Erwachsene lernen basierend auf ihren Gewohnheiten, Einstellungen und Weltanschauungen.

Eine klare Trennung nach Stufe greift zu kurz 

Doch eine schlichte Reduktion auf die jeweilige Stufe (berufliche Grundbildung/höhere Berufsbildung) bei der Planung von Unterricht greift zu kurz. In der beruflichen Grundbildung finden wir ebenfalls Lernende, die beispielsweise eine verkürzte Lehre absolvieren oder in der ergänzenden Bildung ihren Berufsabschluss nachholen und somit bereits über einige Jahre Berufserfahrung verfügen. Und auch im Bereich der höheren Berufs- und Weiterbildung finden wir eine Spannbreite vom jungen Erwachsenen, der direkt aus der beruflichen Grundbildung kommt bis hin zur langjährigen Berufsperson, die sich nach einer längeren Phase beruflicher Tätigkeit aus unterschiedlichen Gründen für eine Weiterbildung entschieden hat.  

Konzept der Adressatenanalyse  

Lehrpersonen im berufsbildenden Bereich sind also angehalten, auch bei gleichen oder ähnlichen Unterrichtsinhalten immer wieder zu analysieren, wer genau ihre Zielgruppe ist und welche Bedürfnisse diese hat, aber auch welche Schwierigkeiten sich jeweils ergeben könnten. Erst aufgrund dieser Adressatenanalyse kann ein passender Unterricht entwickelt werden. Dabei gelten folgende Prinzipien: Je jünger die Lernenden, desto mehr Führung und pädagogische Unterweisung brauchen sie; je älter die Lernenden, desto mehr steht Anschlusslernen, also das Lernen aus den eigenen (beruflichen) Erfahrungen, im Vordergrund und nicht die Belehrung.  

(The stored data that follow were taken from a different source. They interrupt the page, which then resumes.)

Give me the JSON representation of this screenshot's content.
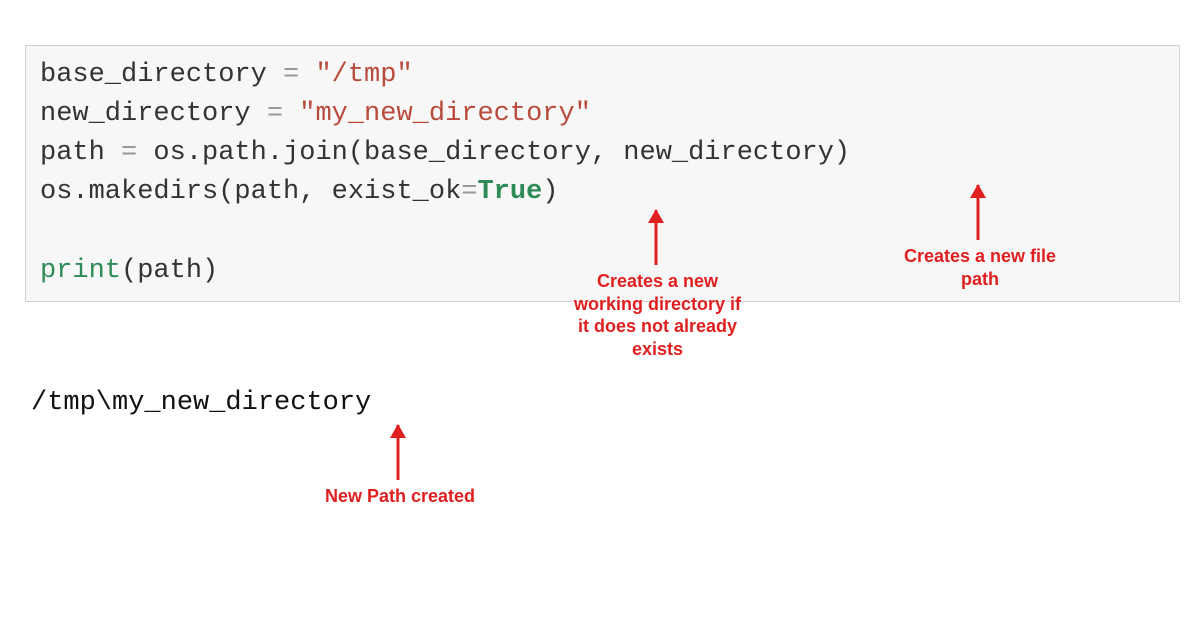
{
  "code": {
    "line1": {
      "var": "base_directory ",
      "op": "=",
      "str": " \"/tmp\""
    },
    "line2": {
      "var": "new_directory ",
      "op": "=",
      "str": " \"my_new_directory\""
    },
    "line3": {
      "var": "path ",
      "op": "=",
      "rest": " os.path.join(base_directory, new_directory)"
    },
    "line4": {
      "pre": "os.makedirs(path, exist_ok",
      "op": "=",
      "kw": "True",
      "post": ")"
    },
    "blank": "",
    "line6": {
      "call": "print",
      "rest": "(path)"
    }
  },
  "output": "/tmp\\my_new_directory",
  "annotations": {
    "makedirs": "Creates a new\nworking directory if\nit does not already\nexists",
    "newfilepath": "Creates a new file\npath",
    "newpath": "New Path created"
  },
  "colors": {
    "annotation": "#e02020",
    "code_bg": "#f7f7f7",
    "string": "#b84b3b",
    "keyword": "#2e8b57"
  }
}
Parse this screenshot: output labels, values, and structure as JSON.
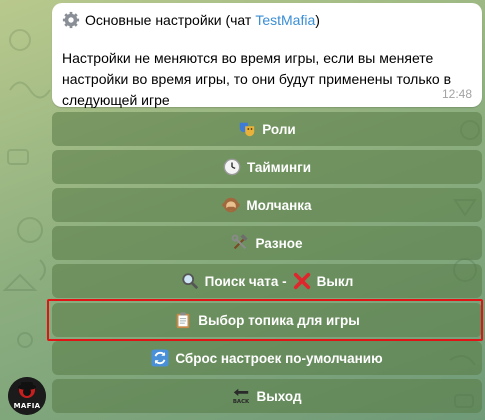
{
  "message": {
    "title_prefix": "Основные настройки (чат",
    "chat_name": "TestMafia",
    "title_suffix": ")",
    "body": "Настройки не меняются во время игры, если вы меняете настройки во время игры, то они будут применены только в следующей игре",
    "time": "12:48"
  },
  "keyboard": {
    "roles": "Роли",
    "timings": "Тайминги",
    "silence": "Молчанка",
    "misc": "Разное",
    "search_prefix": "Поиск чата -",
    "search_value": "Выкл",
    "topic": "Выбор топика для игры",
    "reset": "Сброс настроек по-умолчанию",
    "exit": "Выход"
  },
  "logo": {
    "text": "MAFIA"
  },
  "colors": {
    "highlight": "#e01414",
    "link": "#3a8ed4",
    "button_bg": "#587a46"
  }
}
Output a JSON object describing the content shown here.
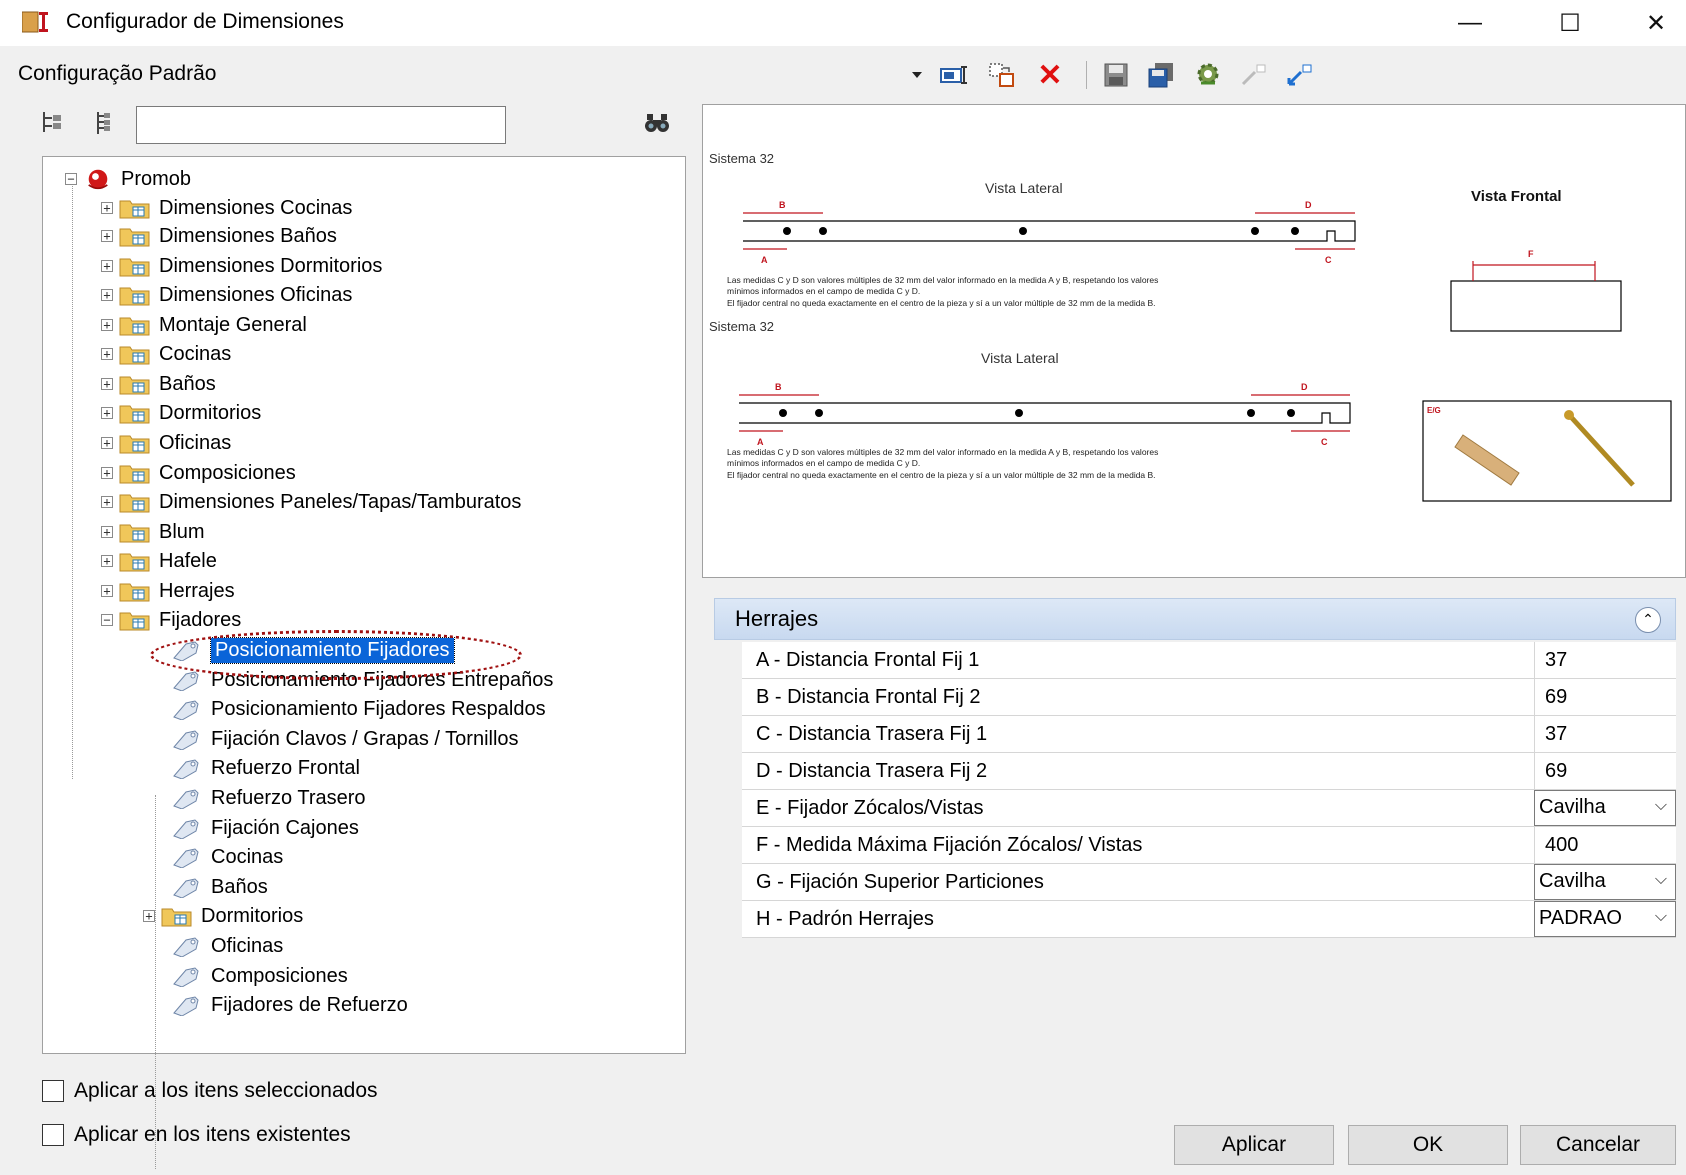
{
  "window": {
    "title": "Configurador de Dimensiones",
    "minimize_glyph": "—",
    "maximize_glyph": "☐",
    "close_glyph": "✕"
  },
  "config_name": "Configuração Padrão",
  "toolbar": {
    "icons": [
      "dropdown-arrow-icon",
      "rename-icon",
      "copy-icon",
      "delete-icon",
      "save-icon",
      "save-as-icon",
      "settings-icon",
      "import-icon",
      "export-icon"
    ]
  },
  "search": {
    "value": "",
    "placeholder": ""
  },
  "tree": {
    "root": "Promob",
    "level1": [
      "Dimensiones Cocinas",
      "Dimensiones Baños",
      "Dimensiones Dormitorios",
      "Dimensiones Oficinas",
      "Montaje General",
      "Cocinas",
      "Baños",
      "Dormitorios",
      "Oficinas",
      "Composiciones",
      "Dimensiones Paneles/Tapas/Tamburatos",
      "Blum",
      "Hafele",
      "Herrajes",
      "Fijadores"
    ],
    "fijadores_children": [
      "Posicionamiento Fijadores",
      "Posicionamiento Fijadores Entrepaños",
      "Posicionamiento Fijadores Respaldos",
      "Fijación Clavos / Grapas / Tornillos",
      "Refuerzo Frontal",
      "Refuerzo Trasero",
      "Fijación Cajones",
      "Cocinas",
      "Baños",
      "Dormitorios",
      "Oficinas",
      "Composiciones",
      "Fijadores de Refuerzo"
    ],
    "selected": "Posicionamiento Fijadores"
  },
  "diagram": {
    "section1_title": "Sistema 32",
    "section2_title": "Sistema 32",
    "vista_lateral": "Vista Lateral",
    "vista_frontal": "Vista Frontal",
    "labels": {
      "a": "A",
      "b": "B",
      "c": "C",
      "d": "D",
      "f": "F",
      "eg": "E/G"
    },
    "note_line1": "Las medidas C y D son valores múltiples de 32 mm del valor informado en la medida A y B, respetando los valores",
    "note_line2": "mínimos informados en el campo de medida C y D.",
    "note_line3": "El fijador central no queda exactamente en el centro de la pieza y sí a un valor múltiple de 32 mm de la medida B."
  },
  "properties": {
    "group_title": "Herrajes",
    "rows": [
      {
        "label": "A - Distancia Frontal Fij 1",
        "value": "37",
        "kind": "text"
      },
      {
        "label": "B - Distancia Frontal  Fij 2",
        "value": "69",
        "kind": "text"
      },
      {
        "label": "C - Distancia Trasera Fij 1",
        "value": "37",
        "kind": "text"
      },
      {
        "label": "D - Distancia Trasera Fij 2",
        "value": "69",
        "kind": "text"
      },
      {
        "label": "E - Fijador Zócalos/Vistas",
        "value": "Cavilha",
        "kind": "select"
      },
      {
        "label": "F - Medida Máxima Fijación Zócalos/ Vistas",
        "value": "400",
        "kind": "text"
      },
      {
        "label": "G - Fijación Superior Particiones",
        "value": "Cavilha",
        "kind": "select"
      },
      {
        "label": "H - Padrón Herrajes",
        "value": "PADRAO",
        "kind": "select"
      }
    ]
  },
  "options": {
    "apply_selected": "Aplicar a los itens seleccionados",
    "apply_existing": "Aplicar en los itens existentes"
  },
  "buttons": {
    "apply": "Aplicar",
    "ok": "OK",
    "cancel": "Cancelar"
  },
  "colors": {
    "selection": "#0a64d8",
    "header": "#c8d9f0",
    "dimension_red": "#c0141e",
    "folder": "#f0c75a",
    "highlight_oval": "#a01010"
  }
}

Konzept der Bedeutsamkeit  

Entscheidend für einen gelingenden Lernprozess ist die Frage, inwieweit es im Unterricht gelingt, die (vorgegebenen) Unterrichtsinhalte individuell bedeutsam zu machen, so dass die Lernenden und Studierenden einen unmittelbaren Bezug zu ihrer Lebenswelt herstellen können. Mikula (2009, 6) beschreibt, passend dazu, die subjektive Bedeutsamkeit als ausschlaggebend dafür, «ob sich Lernen als Veränderung von Handlungen, als Wissenserweiterung oder als Beitrag zur Lebensbewältigung vollzieht». Nur wenn dieser Brückenschlag zwischen Lehrangebot und den individuellen Anschluss- sowie Verarbeitungsmöglichkeiten gelingt, kann Lernen im Sinne einer Reinterpretation oder Reorganisation von bereits vorhandenen Strukturen stattfinden. Damit subjektive Bedeutsamkeit entstehen kann, gilt es Gefässe zu schaffen, in denen die wirklichen Lerninteressen von Lernenden zum Vorschein kommen können, die Gründe für das jeweilige Lernangebot offenzulegen und den Lernenden die mögliche Bedeutsamkeit für ihre Lebenswelt aufzuzeigen (vgl. Holzkamp, 2004, 32).  

Lehrende sind angehalten, sich bei der Planung und Durchführung von Unterricht intensiv mit den Voraussetzungen und Bedürfnissen ihrer Zielgruppe auseinanderzusetzen. Wo möglich sollten sie diese Bedürfnisse aktiv aufgreifen sowie verschiedene Zugänge zu einem Lernangebot schaffen. Dies immer mit dem Wissen, dass Lernen ein aktiver und selbstgesteuerter Prozess ist und Lehrende vor allem in der Funktion eines kognitiven, aber auch emotionalen Resonanzkörpers fungieren (Mikula, 2009, 6). 

INFOBOX
Das Zentrum Berufs- und Erwachsenenbildung bietet Beratungen zu verschiedensten Themen an, auch spezifisch zum Unterschied zwischen Jugendlichen und Erwachsenen beim Unterrichten. Zudem befasst sich der neu konzipierte CAS Erwachsenenbildung mit Start im Herbst 2021 mit dieser Frage.

Zur Autorin

Arlette Haase ist Wissenschaftliche Mitarbeiterin im Themenbereich «Digitales Lernen» des Zentrums Berufs- und Erwachsenenbildung der PH Zürich.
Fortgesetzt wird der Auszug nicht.